Why do you think Tom is often misunderstood? “Tom still gets criticized for teaching stuff he hasn’t trained in twenty years, but you go on Twitter or Instagram or to a conference, and people are teaching things he’s been teaching forever, but they still don’t understand it. They’ll criticize a Tom House towel drill, yet they’ll be demonstrating it incorrectly. He’s still so far ahead of the game. I now understand why Tom may want to boil over because of the criticisms of him—or the misunderstandings—because they make me want to bang my head against the wall. I understand why he wants to avoid engaging with the professional baseball world, let alone college baseball.”

When did you start coaching for Tom? I started coaching for Tom in 2012. I had been going back and forth between New Jersey and California but moved out there permanently. During one session, Tom asked me to work on pickoff moves with a young athlete, and Tom rarely worked on pickoff moves. The kid was ignoring me. I’m yelling, ‘Hey, hey.’ He doesn’t even turn around because, come to find out, he’s deaf. Tom looks at me, and he’s laughing and pointing. This work was before he offered me a job, and I’m thinking, ‘What the heck do I do to coach someone who is deaf?’

I finished the session, and Tom said, “You’re a real coach. You spent twenty-five minutes with him and didn’t bullshit the kid.” I became a coach in Tom’s eyes that day.

In addition to baseball players, Tom had quarterbacks cycling through USC constantly. (Super Bowl XLVII MVP) Joe Flacco just finished working with Tom. Tim Tebow was always there, as were Drew Brees, Geno Smith, Andy Dalton, and J.T. Barrett from Ohio State.

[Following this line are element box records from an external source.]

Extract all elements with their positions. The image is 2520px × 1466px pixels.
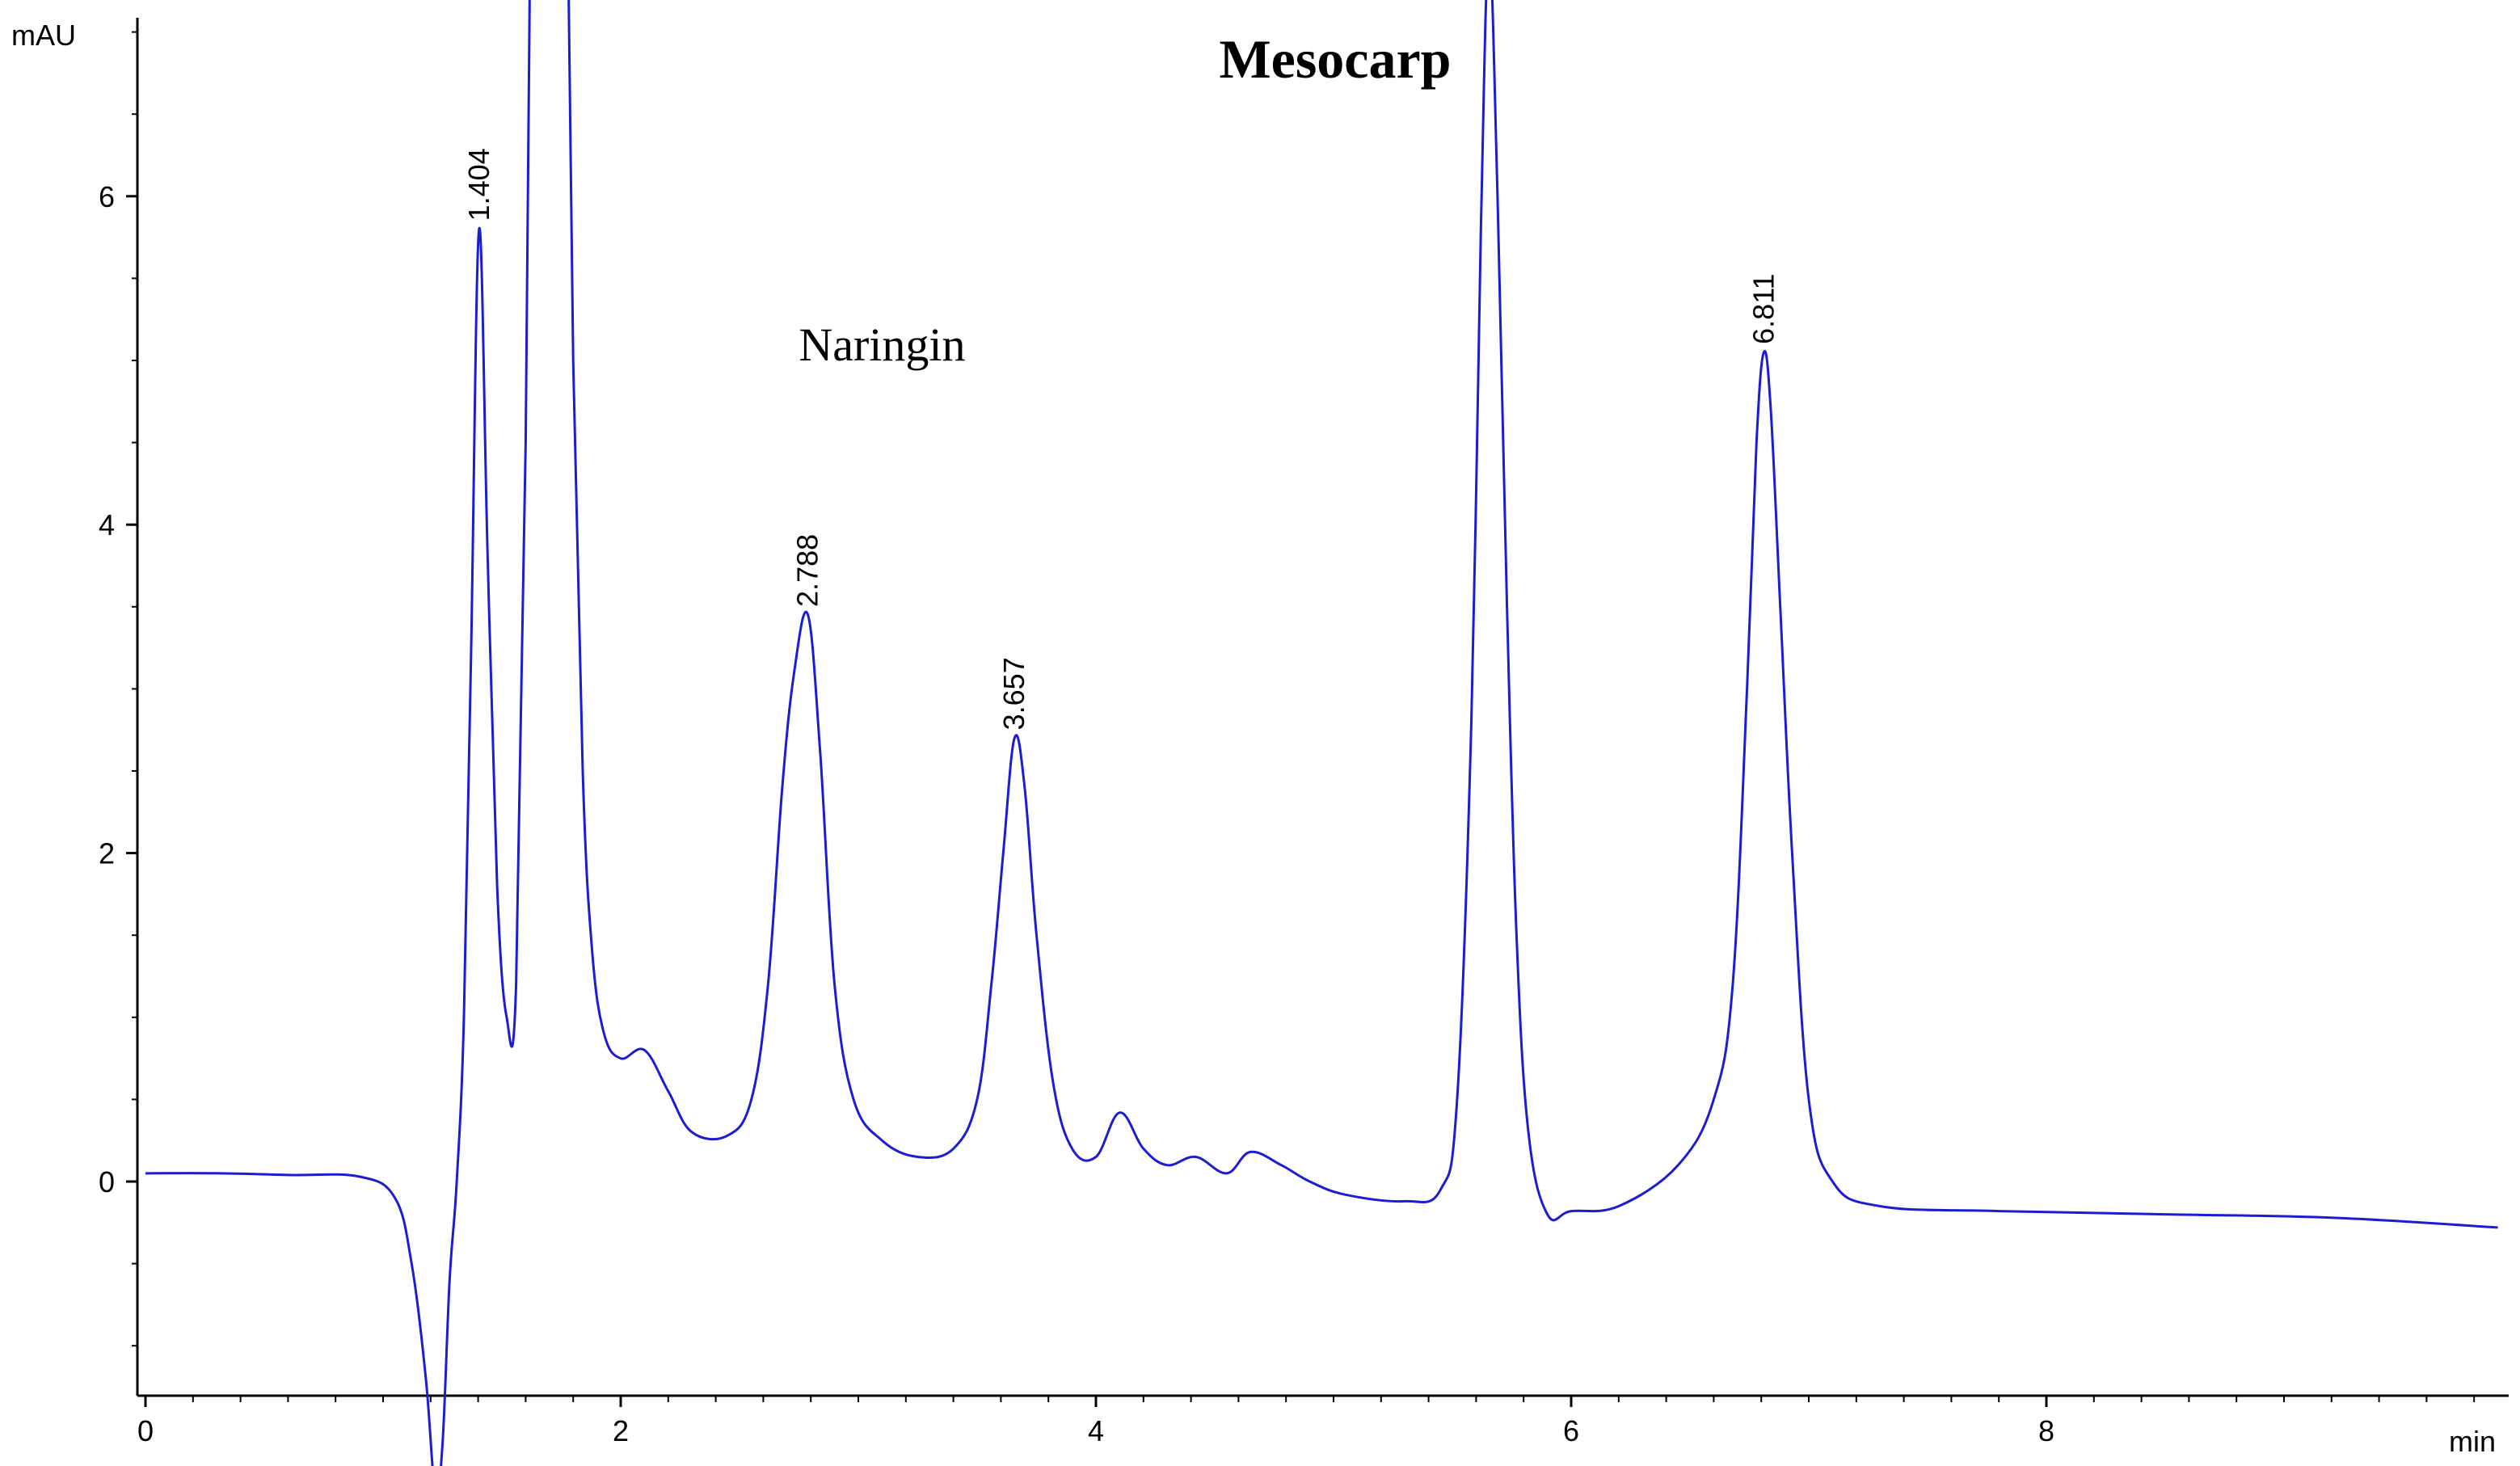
x-tick-label: 4 [1088,1414,1104,1447]
y-ticks: -2024681012 [99,31,137,1347]
compound-annotations: NaringinQuercetin [799,318,965,371]
axes [136,18,2509,1397]
y-tick-label: 6 [99,180,115,213]
y-tick-label: 0 [99,1165,115,1198]
x-ticks: 0 2 4 6 8 [137,1396,2476,1447]
x-tick-label: 8 [2038,1414,2054,1447]
x-tick-label: 2 [613,1414,629,1447]
chromatogram-trace [145,0,2498,1466]
x-tick-label: 6 [1563,1414,1579,1447]
peak-retention-label: 2.788 [791,534,824,607]
peak-retention-label: 1.404 [462,148,495,221]
peak-retention-label: 6.811 [1747,273,1780,343]
y-tick-label: 2 [99,837,115,870]
chart-title: Mesocarp [1219,28,1451,90]
peak-retention-label: 3.657 [997,657,1030,730]
x-tick-label: 0 [137,1414,154,1447]
compound-annotation: Naringin [799,318,965,371]
y-tick-label: 4 [99,508,115,541]
x-unit-label: min [2449,1425,2496,1458]
y-unit-label: mAU [11,19,76,52]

I was one thousand percent treated differently as a player than I was a coach. I quickly faced the reality of showing up with my “A game” daily while coaching. As a player, Tom’s there to support and love you, and you make the experience. As a coach, it was game on. Some days, he got rough when he didn’t like what you taught. Now, I understand that he was sharpening my tools as a coach. I had never had a Bob Knight or Herb Brooks-type coach. Tom would make me persevere and be an excellent coach, or he would make me quit. There was no in-between. He wouldn’t let me be a coach who lied to people and didn’t do the job as well as they should. That was intense and an adjustment period. I was in awe hanging out with him as a player but coaching under him, you fully realize the competitiveness that made him a legend. For Tom, coaching is life or death. That’s how much it means to him.”